Jean-Michel,
I don't think I can really help you much. A lot of our wx.STC code was
written by an undergrad I employed who had the audacity to graduate and get
a real job. I've taken over the code for the Unicode conversion, but my
understanding of the details at the level you're asking about is, ummmmm,
imperfect.
I cann't help you, however I thank you for your very
interesting piece of code. I have a lot of problems with the
STC-unicode, this is the main reason I stick on the ANSI
wxPython build.
My application is aimed at academics who need to analyze the content of
video data they've collected. Since I'm in the field of education, I need
to support both Windows and Mac versions of the program. (An unusually high
proportion education researchers use Macs.) We have a multi-user version
which facilitates collaborative analysis, allowing multiple researchers to
work on the same data set simultaneously. As a result, I have users sharing
data cross-platform in real time. Since Windows and the Mac use different
ANSI character systems for accented characters, Unicode is my only option.
I'm now in my 4th month of working on converting the app to Unicode, and it
has not gone at all smoothly, so I understand your choice to stick with
ANSI. Things were much easier when we could do that.
I have a lot of questions, but lets start with a few ones:
- Do you know a way to get a correct char position.
<stc>.GetCurrentPos() returns the caret position, but it
returns the position counted in bytes. I would like to have
the real position of the "carreted" char.
Exemple: éléphant. If my carret is before the "l",
GetCurrentPos() returns 2, because the "é" counts for two
bytes. I wish to have 1. A carret positon just before the p
letter returns 5.
Sorry, can't help you. We don't try to look at character positions that
way, nor do we do anything that requires character counting.
- What is the internal unicode encoding scheme of the stc control?
I don't know. Under different circumstances, we use UTF-8, Latin-1, and
KOI8-r with the wx.STC, and I've never experienced troubles that I'd
attribute to the wx.STC's internal encoding.
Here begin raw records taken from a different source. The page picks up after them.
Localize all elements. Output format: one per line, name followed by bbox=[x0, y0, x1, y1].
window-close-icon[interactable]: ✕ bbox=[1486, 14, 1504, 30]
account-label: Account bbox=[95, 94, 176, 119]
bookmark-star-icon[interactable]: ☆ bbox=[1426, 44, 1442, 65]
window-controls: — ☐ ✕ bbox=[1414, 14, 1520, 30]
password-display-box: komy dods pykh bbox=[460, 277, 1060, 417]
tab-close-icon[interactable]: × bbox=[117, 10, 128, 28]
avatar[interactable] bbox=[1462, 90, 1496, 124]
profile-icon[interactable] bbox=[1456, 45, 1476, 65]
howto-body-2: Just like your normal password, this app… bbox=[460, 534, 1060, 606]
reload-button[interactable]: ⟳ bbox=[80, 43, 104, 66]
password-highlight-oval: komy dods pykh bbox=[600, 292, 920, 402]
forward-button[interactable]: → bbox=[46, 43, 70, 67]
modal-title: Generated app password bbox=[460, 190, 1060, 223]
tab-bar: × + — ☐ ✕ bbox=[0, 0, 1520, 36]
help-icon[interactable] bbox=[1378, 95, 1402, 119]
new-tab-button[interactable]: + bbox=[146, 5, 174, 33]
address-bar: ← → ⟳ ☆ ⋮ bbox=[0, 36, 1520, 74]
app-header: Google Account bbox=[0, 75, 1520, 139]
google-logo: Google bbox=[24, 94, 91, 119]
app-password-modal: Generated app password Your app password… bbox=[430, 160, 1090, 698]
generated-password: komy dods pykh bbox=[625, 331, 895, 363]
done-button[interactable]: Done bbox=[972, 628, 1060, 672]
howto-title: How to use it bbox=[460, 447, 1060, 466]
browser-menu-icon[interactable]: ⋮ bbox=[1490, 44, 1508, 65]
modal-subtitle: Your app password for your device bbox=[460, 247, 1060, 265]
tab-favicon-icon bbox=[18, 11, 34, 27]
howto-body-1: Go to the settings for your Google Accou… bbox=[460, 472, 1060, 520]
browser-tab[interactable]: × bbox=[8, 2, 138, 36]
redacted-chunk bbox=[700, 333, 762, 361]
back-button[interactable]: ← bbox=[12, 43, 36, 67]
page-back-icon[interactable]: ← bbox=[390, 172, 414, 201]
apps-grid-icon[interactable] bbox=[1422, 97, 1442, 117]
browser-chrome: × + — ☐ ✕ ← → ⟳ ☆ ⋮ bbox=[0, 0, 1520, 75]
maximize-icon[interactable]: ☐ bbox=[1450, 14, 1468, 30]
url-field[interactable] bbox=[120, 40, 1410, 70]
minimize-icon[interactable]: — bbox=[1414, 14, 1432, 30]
I've never looked into its
internal encoding.
- More pythonic: how do I get the length in bytes of a
unicode? u = 'abc\N{comet}def}' (\N{comet} == \u2604)
len(u) = 7length(u) in bytes ?
I'm not in a position where I need to know the length in actual characters.
When I use lengths, I need the length of the encoded string, so the value
the function returns works for me. We do all of our interacting with the
content of the wx.STC control using FindText() to determine a position.
You are welcome to explore my wx.STC code at length if you want. Start at
http://www.transana.org, and go to the "Development" > "Source Code" link.
A lot of the wx.STC specific code is in the RichTextEditCtrl.py file and the
TranscriptEditor.py files, which you can get from our SourceForge CVS.
Sorry I can't be more helpful.
David